Серёгин вполз в кабинет на четвереньках — забыл встать, объятый удивлением и ужасом одновременно: ведь ему на миг почудилось, что Сидоров сделался таким же, как монстр-тень из-за печки Потапова.

— Саня? — прошептал он и только теперь заметил, что стоит на четверых — когда Сидоров глянул на него сверху вниз.

Сержант был удивлён и растерян не меньше Серёгина — он сам недоумевал, как это у него так вышло? Свалил такого борова одним ударом… К тому же, прыгнув, Сидоров в один скачок покрыл расстояние около шести метров… Нет, так не бывает, так может сделать разве что, Супермен или… «милиционер Геннадий» из «алкогольных опусов» Поливаева.

— А-а, — протянул Сидоров, ошеломлённый своим ударом, который мог быть достоин Ильи Муромца и сшибить с копыт целого мастодонта. — Он… побит…

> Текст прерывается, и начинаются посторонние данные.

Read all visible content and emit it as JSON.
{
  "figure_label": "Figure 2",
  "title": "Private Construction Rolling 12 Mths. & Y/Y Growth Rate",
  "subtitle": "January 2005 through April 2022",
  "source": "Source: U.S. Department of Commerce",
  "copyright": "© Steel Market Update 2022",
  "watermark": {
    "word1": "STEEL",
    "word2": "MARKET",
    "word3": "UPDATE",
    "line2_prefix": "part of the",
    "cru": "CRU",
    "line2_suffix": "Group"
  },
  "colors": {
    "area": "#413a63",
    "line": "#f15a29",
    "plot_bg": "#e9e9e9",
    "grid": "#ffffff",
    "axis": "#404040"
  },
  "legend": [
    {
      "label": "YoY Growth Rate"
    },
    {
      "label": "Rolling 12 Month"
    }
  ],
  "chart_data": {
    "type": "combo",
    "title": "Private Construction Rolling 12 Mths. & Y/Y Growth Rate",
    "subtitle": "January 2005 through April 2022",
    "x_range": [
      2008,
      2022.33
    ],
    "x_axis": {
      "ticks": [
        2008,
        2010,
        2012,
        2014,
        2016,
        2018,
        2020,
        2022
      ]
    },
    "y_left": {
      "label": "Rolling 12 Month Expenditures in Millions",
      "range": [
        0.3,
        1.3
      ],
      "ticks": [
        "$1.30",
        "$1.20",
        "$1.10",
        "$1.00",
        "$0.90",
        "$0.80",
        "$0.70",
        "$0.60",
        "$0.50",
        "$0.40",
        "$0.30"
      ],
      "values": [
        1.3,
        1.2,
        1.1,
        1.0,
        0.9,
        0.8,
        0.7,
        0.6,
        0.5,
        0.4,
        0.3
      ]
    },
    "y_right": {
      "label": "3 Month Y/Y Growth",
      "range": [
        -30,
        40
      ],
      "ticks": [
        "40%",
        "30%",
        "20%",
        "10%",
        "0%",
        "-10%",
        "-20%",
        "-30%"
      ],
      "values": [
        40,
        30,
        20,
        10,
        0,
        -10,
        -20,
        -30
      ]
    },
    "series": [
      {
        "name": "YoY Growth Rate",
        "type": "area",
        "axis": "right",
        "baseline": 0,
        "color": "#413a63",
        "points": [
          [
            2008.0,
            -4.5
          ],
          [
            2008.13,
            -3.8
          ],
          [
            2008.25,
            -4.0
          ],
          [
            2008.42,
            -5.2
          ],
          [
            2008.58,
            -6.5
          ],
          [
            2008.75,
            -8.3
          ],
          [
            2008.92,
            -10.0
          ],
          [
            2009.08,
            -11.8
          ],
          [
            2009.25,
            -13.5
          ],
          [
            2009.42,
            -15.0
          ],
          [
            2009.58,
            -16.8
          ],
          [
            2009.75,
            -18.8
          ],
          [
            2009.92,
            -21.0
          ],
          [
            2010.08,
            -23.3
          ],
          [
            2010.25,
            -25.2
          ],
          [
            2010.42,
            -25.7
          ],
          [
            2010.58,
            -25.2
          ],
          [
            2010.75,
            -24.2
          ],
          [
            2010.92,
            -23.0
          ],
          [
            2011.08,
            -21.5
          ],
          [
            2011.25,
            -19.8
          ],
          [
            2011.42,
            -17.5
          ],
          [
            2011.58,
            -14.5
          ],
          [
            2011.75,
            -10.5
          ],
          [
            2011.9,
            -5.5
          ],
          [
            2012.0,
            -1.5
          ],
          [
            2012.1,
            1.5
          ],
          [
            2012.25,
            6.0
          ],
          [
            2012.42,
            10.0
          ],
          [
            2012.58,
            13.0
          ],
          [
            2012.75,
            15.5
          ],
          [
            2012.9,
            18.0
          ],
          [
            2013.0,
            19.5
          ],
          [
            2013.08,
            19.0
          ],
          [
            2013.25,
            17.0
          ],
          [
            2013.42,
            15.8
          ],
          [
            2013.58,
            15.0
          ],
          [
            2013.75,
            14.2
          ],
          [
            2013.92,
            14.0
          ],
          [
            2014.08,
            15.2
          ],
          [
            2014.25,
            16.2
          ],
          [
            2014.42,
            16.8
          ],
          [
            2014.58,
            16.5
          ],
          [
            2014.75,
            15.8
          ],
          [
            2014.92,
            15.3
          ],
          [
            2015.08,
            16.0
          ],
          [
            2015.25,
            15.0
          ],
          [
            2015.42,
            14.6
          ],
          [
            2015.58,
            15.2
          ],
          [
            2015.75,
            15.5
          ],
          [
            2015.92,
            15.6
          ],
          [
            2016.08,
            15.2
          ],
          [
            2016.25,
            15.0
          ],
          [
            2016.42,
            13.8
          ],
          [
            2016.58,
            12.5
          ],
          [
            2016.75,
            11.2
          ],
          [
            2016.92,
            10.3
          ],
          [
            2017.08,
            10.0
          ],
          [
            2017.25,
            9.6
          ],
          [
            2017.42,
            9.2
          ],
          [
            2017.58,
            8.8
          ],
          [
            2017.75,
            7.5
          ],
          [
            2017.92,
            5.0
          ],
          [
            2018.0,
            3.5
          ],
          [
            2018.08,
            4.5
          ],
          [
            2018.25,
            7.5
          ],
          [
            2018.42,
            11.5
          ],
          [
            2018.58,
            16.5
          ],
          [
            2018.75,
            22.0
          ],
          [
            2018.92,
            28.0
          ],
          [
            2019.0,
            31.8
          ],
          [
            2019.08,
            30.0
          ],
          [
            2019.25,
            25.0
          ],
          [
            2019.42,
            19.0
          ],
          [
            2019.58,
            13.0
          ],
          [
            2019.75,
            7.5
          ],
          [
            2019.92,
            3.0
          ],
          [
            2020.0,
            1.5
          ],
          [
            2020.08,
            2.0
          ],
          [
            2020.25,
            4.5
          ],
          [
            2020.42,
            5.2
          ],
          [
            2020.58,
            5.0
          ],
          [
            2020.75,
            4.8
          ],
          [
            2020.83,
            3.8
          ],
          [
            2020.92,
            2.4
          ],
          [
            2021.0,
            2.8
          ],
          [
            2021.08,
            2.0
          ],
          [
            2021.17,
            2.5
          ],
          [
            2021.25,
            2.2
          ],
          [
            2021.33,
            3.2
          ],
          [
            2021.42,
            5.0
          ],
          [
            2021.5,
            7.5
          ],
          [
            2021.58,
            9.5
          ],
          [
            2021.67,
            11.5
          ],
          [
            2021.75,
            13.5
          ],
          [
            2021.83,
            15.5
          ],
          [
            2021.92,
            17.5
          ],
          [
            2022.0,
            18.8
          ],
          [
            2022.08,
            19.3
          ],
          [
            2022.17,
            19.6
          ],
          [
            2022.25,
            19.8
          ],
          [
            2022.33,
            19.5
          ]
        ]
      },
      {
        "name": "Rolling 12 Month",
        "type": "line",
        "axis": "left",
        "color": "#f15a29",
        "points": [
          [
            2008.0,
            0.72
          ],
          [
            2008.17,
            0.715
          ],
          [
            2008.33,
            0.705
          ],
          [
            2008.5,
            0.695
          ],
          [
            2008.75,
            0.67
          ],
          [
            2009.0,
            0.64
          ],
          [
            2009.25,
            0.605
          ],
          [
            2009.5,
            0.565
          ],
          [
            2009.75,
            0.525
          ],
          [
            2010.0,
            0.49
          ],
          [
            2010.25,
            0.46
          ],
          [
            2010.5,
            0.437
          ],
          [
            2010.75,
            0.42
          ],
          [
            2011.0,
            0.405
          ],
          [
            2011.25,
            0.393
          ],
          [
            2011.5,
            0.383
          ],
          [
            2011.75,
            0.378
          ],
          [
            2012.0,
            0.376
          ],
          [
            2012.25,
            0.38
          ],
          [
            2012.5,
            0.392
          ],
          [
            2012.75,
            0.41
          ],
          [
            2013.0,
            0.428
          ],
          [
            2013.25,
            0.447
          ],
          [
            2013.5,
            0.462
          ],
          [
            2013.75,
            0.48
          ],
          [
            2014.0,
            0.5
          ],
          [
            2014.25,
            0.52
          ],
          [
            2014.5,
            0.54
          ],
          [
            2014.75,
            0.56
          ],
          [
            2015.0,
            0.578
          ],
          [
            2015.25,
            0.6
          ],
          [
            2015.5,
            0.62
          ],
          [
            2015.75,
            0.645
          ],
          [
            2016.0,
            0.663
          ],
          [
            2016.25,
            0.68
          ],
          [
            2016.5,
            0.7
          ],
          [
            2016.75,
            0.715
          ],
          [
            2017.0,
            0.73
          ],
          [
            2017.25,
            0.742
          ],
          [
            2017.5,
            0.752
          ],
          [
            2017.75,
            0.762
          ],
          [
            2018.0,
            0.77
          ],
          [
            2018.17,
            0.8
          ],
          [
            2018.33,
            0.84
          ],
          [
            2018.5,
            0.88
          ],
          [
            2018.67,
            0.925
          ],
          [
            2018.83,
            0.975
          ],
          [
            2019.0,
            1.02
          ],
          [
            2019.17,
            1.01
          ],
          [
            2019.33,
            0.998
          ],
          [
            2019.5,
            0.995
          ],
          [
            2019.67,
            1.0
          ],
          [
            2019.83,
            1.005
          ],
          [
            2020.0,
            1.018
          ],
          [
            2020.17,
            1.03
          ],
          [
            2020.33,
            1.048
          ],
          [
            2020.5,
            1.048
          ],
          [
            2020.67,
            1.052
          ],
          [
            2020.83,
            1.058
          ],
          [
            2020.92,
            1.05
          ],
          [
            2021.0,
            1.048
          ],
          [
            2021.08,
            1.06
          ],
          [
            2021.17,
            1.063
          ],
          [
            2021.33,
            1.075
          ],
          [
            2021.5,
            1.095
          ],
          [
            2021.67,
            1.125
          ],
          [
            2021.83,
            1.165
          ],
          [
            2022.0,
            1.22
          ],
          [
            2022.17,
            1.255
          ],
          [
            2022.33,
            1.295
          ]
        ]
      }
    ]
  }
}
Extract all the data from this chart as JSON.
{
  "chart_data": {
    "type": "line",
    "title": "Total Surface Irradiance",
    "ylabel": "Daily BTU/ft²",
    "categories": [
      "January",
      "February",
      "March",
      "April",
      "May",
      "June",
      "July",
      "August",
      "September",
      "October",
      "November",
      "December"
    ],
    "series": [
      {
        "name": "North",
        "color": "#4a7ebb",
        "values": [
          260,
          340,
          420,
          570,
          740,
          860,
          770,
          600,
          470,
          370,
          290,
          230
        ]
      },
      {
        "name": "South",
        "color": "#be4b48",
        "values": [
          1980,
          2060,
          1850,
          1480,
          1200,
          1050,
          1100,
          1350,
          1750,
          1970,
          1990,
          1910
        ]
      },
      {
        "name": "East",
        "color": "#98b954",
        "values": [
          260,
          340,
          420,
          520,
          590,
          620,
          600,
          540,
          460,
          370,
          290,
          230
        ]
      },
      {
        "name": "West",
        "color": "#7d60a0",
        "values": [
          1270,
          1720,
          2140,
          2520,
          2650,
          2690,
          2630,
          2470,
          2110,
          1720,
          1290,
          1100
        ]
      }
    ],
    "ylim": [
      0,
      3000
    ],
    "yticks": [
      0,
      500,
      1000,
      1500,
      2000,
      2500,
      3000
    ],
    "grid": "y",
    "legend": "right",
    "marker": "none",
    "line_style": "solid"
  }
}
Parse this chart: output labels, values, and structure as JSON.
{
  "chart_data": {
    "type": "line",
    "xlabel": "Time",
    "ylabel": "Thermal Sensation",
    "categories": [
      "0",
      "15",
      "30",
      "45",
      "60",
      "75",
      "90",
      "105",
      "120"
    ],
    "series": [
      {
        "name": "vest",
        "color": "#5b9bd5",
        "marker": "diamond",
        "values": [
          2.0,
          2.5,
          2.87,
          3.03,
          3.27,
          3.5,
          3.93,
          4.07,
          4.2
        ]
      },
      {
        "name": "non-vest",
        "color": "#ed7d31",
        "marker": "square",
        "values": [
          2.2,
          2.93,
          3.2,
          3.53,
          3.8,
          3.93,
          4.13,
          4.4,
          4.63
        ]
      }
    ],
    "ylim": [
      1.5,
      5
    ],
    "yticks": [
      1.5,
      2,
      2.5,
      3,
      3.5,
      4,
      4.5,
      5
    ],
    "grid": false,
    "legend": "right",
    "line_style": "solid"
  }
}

— Эй, Сидоров, ты меня спас! — это из-за косяка выпростался, отпихнув дверь, Подклюймуха. — Не, вы поняли? Кузякин! — крикнул он пострадавшему своему помощнику. — Моськин, живой? — осведомился участковый у подбитого дружинника.

— Уууу, — буркнул Кузякин.

— Ыыыы, — захныкал Моськин.

Пётр Иванович отринул мистику, поднялся на ноги и сказал Подклюймухе, что нужно вызывать скорую помощь. Подклюймуха суетился, суетился по кабинету, подбивая мебель руками и ногами, споткнулся о разбитый крепышом табурет.

— А, ну, да, скорую! — выдохнул он раскатистым басом, подбираясь к телефону.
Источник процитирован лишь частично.